Arrumando os livros nas estantes, todos rigorosamente organizados em ordem alfabética de sobrenome de autor, dentro de cada seção do acervo – por gênero, os de literatura; por assunto, os demais – lembrei-me do impasse biblioteconômico que me aflige, há décadas. Na seção mais preciosa, a de poesia, reencontro, ao lado de outros de Vinicius, o exemplar da quarta edição de Para uma menina com uma flor (Editora Sabiá, 1966), reunião de 55 crônicas publicadas em jornais, entre 1941 e 1966. Foi o presente que pedi a um namorado, no Natal de 1972. Veio acompanhado de uma rosa vermelha e, na folha de rosto, completando o título, sua dedicatória manuscrita: “E para você com muito amor. K.”. Essa declaração foi o melhor do presente. Confesso que, exceto o poema de abertura “A brusca poesia da mulher amada”, dedicado a Nelita, uma das sete mulheres do poeta, e a crônica que dá título ao livro, as demais não me empolgaram. O Vinicius que me emocionava era o poeta e letrista de tantas canções de amor e dor que eu ouvia e gostava de cantar e tocar ao violão. Até em meu caderninho de recordações daquela época, entre os de meus poetas preferidos, estão vários de seus sonetos e,na página de abertura, a letra de “Minha namorada” e de "Garota de Ipanema". Foi, então, por inconformada teimosia que deixei o livro por tanto tempo naquela seção de minha biblioteca?

Aquele amor, embora fosse muito, terminou-me depois de alguns anos. A dedicatória que ganhei persiste, fiel, no rosto da folha.

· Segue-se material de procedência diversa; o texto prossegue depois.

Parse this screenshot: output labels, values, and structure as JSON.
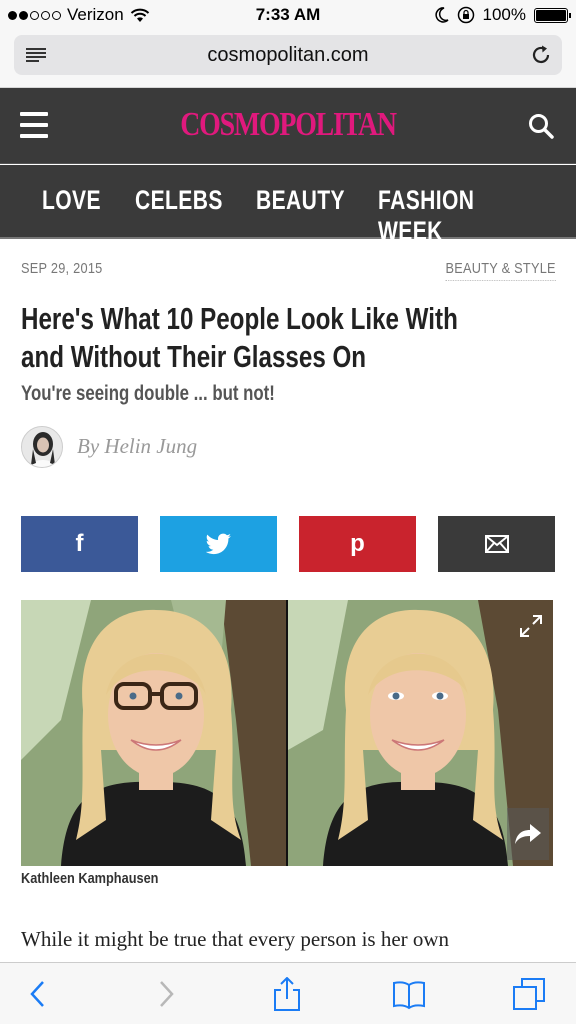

Dentro do livro estão três pétalas desidratadas daquela rosa vermelha e suas marcas misteriosas em forma de coração decalcadas na página com a declaração de amor manuscrita, na de abertura com a dedicatória do poeta para a amada e na crônica “Aprendiz de poesia”. Sem mais impasses, portanto. O livro permanece na seção de poesia. Vinicius, o poeta, continua acendendo a fogueira de meu coração. São João, o profeta, continua anunciando a chegada da poesia para a mulher amada. De poeta e de santo todos têm um tanto. Eu, de tudo ao meu – último e eterno – amor continuo atenta, antes, sempre e com todo o zelo. “Outros que contem/passo a passo.//Eu morro ontem//Nasço amanhã/Ando onde há espaço:/–Meu tempo é quando.”